By the end of February, Rice had bought Horatia in on the bottom floor of an only half-built, all-but-discontinued condo out near the old abandoned sugar factory on Lakeshore, and put up for a bunch of shiny new lab equipment on top of it. A few weeks later, she let her dorm roommates kick her out at last, and moved in too. By April, when her Dad wanted to know just where the fuck her perfect GPA had gone and just what the fuck those $40,000 worth of unspecified expenses on his Visa bill were, she told him to go screw himself and he told her—fucking finally—that she was officially cut off. Annoying, but not unexpected.
After all, it wasn’t like she didn’t have a viable back-up plan.
—
But: “Listen,” said Horatia, with surprising patience, “I am not going to let you boil the greatest potential discovery of the 21st century down for parts and sell it as a recreational drug, just because we have bills to pay. I’m just not, Clarice.”
“Rice, please. ‘Clarice’ is Doctor Lecter’s long-distance crush.”
Horatia rolled her eyes. “Why would you want everybody to think your parents named you after a staple foodstuff?”
“Why would your parents really-for-truly name you anything that reduces down to ‘ho’? ‘Cause that kinda had to suck, back in school, right?”
“Moving on…”
It was April 22, Earth Day. Good time of the year for moral debates, but Horatia’s position on this one would’ve rung a whole lot stronger had she not just been turned down for a follow-up grant to her now-exhausted Lasky Award funds—as Rice well knew, having overheard at least one half of the entire shrieking phone call which preceded this particular plot twist.

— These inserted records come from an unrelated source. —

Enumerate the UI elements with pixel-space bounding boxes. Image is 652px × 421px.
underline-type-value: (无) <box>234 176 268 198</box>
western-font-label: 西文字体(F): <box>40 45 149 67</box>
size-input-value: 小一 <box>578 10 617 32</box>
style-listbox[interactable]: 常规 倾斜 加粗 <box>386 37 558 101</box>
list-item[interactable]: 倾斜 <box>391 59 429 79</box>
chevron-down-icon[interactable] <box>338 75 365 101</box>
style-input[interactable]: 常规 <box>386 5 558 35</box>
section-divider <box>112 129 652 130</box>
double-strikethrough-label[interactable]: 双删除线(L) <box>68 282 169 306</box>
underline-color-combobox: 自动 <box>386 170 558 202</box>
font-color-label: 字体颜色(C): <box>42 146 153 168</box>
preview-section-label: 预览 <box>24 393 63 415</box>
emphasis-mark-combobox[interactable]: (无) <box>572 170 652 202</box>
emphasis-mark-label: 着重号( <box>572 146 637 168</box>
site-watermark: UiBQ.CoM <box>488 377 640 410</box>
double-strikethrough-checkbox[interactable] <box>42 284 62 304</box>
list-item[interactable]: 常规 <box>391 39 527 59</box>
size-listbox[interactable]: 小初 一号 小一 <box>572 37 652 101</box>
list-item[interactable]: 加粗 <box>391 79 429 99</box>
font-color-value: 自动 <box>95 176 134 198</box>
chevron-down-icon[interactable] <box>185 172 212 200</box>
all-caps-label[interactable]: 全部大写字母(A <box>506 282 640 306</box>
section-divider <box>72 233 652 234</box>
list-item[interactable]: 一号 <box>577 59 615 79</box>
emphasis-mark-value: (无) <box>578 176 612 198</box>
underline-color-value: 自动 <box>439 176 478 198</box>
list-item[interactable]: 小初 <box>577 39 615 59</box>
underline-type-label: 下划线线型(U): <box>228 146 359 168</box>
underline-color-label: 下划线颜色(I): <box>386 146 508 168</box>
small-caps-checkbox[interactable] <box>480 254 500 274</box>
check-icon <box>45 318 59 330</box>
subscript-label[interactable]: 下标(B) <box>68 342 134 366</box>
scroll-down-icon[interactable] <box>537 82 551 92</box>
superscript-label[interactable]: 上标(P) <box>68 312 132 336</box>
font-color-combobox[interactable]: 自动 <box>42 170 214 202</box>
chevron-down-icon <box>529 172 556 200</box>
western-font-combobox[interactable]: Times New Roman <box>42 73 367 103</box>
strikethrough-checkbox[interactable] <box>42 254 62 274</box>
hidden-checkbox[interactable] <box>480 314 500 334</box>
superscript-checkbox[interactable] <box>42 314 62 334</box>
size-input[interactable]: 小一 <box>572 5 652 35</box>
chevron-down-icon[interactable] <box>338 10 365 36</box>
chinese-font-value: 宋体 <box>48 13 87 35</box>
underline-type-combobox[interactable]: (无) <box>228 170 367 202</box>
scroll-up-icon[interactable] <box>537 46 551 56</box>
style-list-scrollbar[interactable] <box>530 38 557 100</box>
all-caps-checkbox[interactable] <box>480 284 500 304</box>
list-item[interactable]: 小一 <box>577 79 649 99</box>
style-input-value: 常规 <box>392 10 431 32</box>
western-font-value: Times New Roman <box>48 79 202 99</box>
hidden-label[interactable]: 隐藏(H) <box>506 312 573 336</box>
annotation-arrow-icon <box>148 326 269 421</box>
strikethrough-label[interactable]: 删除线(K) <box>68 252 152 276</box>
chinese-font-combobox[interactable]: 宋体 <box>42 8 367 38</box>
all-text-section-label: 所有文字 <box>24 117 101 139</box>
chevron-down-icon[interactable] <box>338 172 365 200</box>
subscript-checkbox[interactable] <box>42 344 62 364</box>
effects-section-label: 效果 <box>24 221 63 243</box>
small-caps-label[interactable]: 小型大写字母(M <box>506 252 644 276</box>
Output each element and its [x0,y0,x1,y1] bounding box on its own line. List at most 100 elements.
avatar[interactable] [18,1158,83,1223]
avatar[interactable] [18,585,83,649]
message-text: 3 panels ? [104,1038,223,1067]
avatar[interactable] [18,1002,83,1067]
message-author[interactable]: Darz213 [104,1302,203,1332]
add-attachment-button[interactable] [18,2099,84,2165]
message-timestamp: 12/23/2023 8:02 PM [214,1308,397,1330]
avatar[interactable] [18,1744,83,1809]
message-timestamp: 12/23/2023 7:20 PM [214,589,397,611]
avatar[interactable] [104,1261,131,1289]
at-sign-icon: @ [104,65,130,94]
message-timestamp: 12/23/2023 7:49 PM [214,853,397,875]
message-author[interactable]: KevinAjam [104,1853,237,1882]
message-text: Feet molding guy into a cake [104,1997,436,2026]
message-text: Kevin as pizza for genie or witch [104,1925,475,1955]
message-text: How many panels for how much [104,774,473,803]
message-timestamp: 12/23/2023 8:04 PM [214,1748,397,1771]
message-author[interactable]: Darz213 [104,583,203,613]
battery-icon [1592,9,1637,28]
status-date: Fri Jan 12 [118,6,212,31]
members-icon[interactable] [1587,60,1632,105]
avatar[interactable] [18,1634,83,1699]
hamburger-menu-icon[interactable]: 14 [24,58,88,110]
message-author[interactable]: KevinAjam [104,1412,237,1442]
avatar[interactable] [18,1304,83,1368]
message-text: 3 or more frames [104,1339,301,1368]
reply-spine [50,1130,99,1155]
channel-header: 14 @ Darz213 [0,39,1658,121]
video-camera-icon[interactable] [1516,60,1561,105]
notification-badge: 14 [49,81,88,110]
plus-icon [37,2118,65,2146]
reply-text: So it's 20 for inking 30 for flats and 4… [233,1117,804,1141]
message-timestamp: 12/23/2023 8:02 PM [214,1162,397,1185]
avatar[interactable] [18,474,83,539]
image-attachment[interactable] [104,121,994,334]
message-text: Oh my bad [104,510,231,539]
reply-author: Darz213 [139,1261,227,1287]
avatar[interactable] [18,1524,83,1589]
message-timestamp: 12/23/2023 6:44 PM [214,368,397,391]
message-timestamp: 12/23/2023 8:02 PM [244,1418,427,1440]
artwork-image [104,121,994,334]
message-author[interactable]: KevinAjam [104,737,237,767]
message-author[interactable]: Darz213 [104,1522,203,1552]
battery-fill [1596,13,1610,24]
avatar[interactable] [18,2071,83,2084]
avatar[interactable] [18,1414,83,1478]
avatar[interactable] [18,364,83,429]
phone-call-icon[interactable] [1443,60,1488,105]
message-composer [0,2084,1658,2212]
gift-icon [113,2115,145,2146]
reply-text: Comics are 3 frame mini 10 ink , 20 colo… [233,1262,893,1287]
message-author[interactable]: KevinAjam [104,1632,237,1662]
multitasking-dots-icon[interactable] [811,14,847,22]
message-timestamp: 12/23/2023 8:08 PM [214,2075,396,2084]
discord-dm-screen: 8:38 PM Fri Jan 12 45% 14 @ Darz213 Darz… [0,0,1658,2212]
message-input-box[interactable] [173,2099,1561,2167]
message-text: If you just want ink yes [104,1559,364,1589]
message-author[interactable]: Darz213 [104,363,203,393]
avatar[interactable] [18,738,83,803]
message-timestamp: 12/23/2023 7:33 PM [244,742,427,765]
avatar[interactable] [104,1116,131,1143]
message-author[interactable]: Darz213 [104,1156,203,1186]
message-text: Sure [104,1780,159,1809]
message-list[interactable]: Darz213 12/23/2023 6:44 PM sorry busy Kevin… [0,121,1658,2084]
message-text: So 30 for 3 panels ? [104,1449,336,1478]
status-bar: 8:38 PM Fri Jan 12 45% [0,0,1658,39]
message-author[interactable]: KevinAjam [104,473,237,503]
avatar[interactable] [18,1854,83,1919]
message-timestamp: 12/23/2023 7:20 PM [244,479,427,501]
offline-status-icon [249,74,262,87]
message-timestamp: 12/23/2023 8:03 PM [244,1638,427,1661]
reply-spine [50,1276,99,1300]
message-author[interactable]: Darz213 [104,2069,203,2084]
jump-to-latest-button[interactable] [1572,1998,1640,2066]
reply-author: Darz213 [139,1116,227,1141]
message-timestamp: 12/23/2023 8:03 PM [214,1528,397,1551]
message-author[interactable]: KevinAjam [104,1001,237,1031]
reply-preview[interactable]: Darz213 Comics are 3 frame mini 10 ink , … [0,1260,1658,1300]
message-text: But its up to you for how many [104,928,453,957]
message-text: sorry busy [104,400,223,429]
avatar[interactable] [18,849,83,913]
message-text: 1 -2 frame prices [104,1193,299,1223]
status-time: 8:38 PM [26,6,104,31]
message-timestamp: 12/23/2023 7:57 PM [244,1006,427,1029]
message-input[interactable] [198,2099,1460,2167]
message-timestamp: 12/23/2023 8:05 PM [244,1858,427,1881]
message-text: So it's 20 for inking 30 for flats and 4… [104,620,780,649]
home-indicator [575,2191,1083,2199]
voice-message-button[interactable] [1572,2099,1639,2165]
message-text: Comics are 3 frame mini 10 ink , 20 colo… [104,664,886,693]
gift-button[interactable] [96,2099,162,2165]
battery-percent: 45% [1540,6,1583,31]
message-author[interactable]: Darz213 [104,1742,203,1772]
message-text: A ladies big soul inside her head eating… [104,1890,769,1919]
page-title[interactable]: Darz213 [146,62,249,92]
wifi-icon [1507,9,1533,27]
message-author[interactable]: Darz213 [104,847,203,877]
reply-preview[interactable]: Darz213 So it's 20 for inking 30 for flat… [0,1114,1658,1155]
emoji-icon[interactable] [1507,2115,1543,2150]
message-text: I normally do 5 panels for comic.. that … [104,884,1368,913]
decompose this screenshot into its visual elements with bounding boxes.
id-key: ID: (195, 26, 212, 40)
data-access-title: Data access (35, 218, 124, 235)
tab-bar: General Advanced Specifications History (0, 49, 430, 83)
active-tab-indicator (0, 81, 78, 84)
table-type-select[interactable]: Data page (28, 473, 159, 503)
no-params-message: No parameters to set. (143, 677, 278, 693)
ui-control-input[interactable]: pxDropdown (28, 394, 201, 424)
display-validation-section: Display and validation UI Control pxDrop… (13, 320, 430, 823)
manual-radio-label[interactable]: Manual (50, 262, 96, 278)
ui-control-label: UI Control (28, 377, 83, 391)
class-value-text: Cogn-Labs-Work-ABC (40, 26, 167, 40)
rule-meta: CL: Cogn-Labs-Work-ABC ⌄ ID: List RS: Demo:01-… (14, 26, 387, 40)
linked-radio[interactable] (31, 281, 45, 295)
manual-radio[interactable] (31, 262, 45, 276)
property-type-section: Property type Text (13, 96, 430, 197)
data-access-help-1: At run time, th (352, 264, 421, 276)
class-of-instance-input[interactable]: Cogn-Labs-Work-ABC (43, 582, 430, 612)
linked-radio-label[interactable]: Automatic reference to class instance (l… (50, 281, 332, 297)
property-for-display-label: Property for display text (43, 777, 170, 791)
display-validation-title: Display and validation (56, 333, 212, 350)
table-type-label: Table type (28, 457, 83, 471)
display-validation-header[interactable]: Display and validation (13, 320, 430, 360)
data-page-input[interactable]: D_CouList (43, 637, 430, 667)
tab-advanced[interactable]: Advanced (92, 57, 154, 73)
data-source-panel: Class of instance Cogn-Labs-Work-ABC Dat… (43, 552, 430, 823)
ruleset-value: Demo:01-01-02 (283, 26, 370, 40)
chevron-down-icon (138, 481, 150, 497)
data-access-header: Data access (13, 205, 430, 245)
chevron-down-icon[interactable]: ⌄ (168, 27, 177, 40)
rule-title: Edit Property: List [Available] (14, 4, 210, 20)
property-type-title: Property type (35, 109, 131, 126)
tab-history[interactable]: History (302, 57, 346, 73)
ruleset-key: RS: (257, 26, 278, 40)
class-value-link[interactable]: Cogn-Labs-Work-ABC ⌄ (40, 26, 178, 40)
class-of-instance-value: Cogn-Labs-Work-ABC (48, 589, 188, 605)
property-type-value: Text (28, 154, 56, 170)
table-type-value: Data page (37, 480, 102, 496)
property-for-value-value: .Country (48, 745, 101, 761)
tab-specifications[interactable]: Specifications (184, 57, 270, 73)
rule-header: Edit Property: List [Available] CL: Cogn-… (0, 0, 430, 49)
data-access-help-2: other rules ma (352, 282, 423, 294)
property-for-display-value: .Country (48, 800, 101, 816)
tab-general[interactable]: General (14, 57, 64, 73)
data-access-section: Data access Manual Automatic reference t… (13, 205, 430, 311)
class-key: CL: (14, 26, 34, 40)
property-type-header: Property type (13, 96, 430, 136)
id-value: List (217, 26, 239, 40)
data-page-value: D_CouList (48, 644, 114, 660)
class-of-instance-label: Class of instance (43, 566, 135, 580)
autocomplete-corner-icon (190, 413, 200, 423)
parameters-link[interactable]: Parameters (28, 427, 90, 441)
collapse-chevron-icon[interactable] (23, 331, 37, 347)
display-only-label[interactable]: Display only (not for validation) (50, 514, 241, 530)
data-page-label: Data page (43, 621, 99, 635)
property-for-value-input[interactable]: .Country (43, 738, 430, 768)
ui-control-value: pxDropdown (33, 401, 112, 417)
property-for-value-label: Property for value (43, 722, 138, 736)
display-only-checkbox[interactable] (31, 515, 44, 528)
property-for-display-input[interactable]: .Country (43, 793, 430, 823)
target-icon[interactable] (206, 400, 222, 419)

As far as Rice could make out, the Lasky Foundation’s main objections had seemed to be A) but what are we supposed to do with something that keeps functionally dead rats alive indefinitely, yet unable to breed? (“Sell it to rich people who think they’re too important to die at a ridiculously inflated price, you morons!” Horatia had screamed. “Then use half the initial profit to mass-produce it, give it out gratis to everybody else, and freeze Earth’s population explosion!”) Which then led directly into B) shut the fuck up, you freak.
“You do get how you just kinda shot your credibility wad there, right?” Rice had asked, helpfully, after Horatia threw the phone across the room. “I mean, fighting Death-the-archetype mano a mano for the salvation of the world is…pretty cool, but to the corporate mindset? Counter-productive, to say the least. They want mortality left in the equation, man. Makes it a whole lot easier to sell people shit they don’t really need, when they’re scared.”
“I took the same Intro to Microeconomics requirement you did, thank you very much.”
“Okay, sure. But were you actually paying attention? or were you maybe just working on Reagent Draft one under the table, while making fun of the prof ’s heinous nose hair?”